Gryphon’s body dropped to the ground with a thud. Heart in his throat, Orpheus picked his way down the tree trunk to find Skyla already kneeling next to his brother, her backpack on the ground at her side, the blanket from inside it wrapped around Gryphon’s shaking shoulders.

“Wh-who are you?” Gryphon asked, clutching the blanket to his bloody body, shivering as if he were in the Arctic.

“I came with Orpheus,” Skyla said. “We’re here to help you.”

Gryphon’s head shifted in Orpheus’s direction but confusion creased his forehead. And in his light blue eyes there wasn’t a single shred of recognition.

Orpheus knelt next to his brother. “We’re gonna get you out of here.”

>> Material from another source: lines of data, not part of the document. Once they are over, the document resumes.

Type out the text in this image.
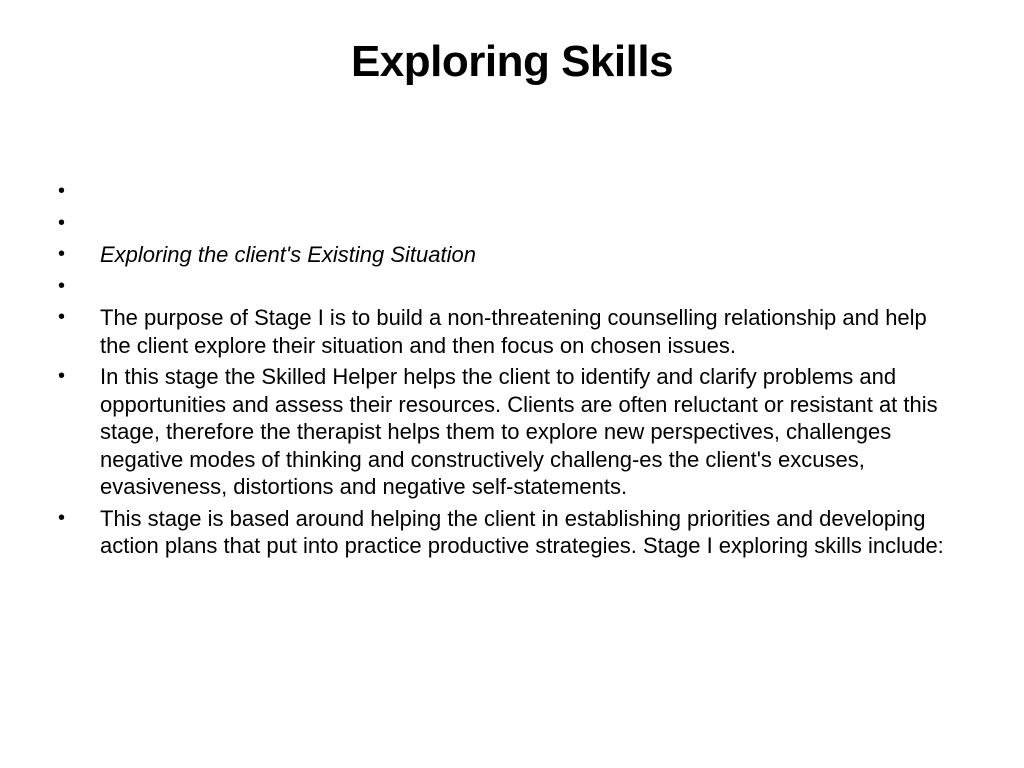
Exploring Skills
•
•
•	Exploring the client's Existing Situation
•
•	The purpose of Stage I is to build a non-threatening counselling relationship and help the client explore their situation and then focus on chosen issues.
•	In this stage the Skilled Helper helps the client to identify and clarify problems and opportunities and assess their resources. Clients are often reluctant or resistant at this stage, therefore the therapist helps them to explore new perspectives, challenges negative modes of thinking and constructively challeng-es the client's excuses, evasiveness, distortions and negative self-statements.
•	This stage is based around helping the client in establishing priorities and developing action plans that put into practice productive strategies. Stage I exploring skills include:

“No!” Gryphon’s eyes flew wide and he lurched to his feet, knocking Skyla back to the ground. “I have to get back to the city.” His wild eyes searched right and left. Beneath the blanket he clutched tightly to his chest, shivers racked his body again.

Orpheus eased slowly to his feet. Held up his hands in surrender. “Easy, Gryph. No one’s here to hurt you.” From his peripheral vision he saw Skyla push herself up and circle around to Gryphon’s other side.

“No,” Gryphon said, backing up a step, his bloody bare feet scuffing over ash and razor-sharp rocks. “This is a trap. This is more torture. I won’t stay. You can’t make me stay! I’ll find my way back to the city.”

Orpheus didn’t know what city his brother was talking about, but the pain in Gryphon’s voice told him he’d seen and been through horrors no one should have to endure. He took a cautious step closer to his brother. “There’s no trap. And no more torture. I promise. We’re here to rescue you.”

Gryphon’s spine hit a blackened tree trunk. The whites of his eyes could be seen all around his blue irises. “And who’s going to save you?”

Orpheus darted a look at Skyla. The one she sent back said Good question.

Orpheus took another step closer. “Gryphon—”

“Daemon,” Skyla whispered. “These forests have eyes. I feel it. We need to get out of here quick.”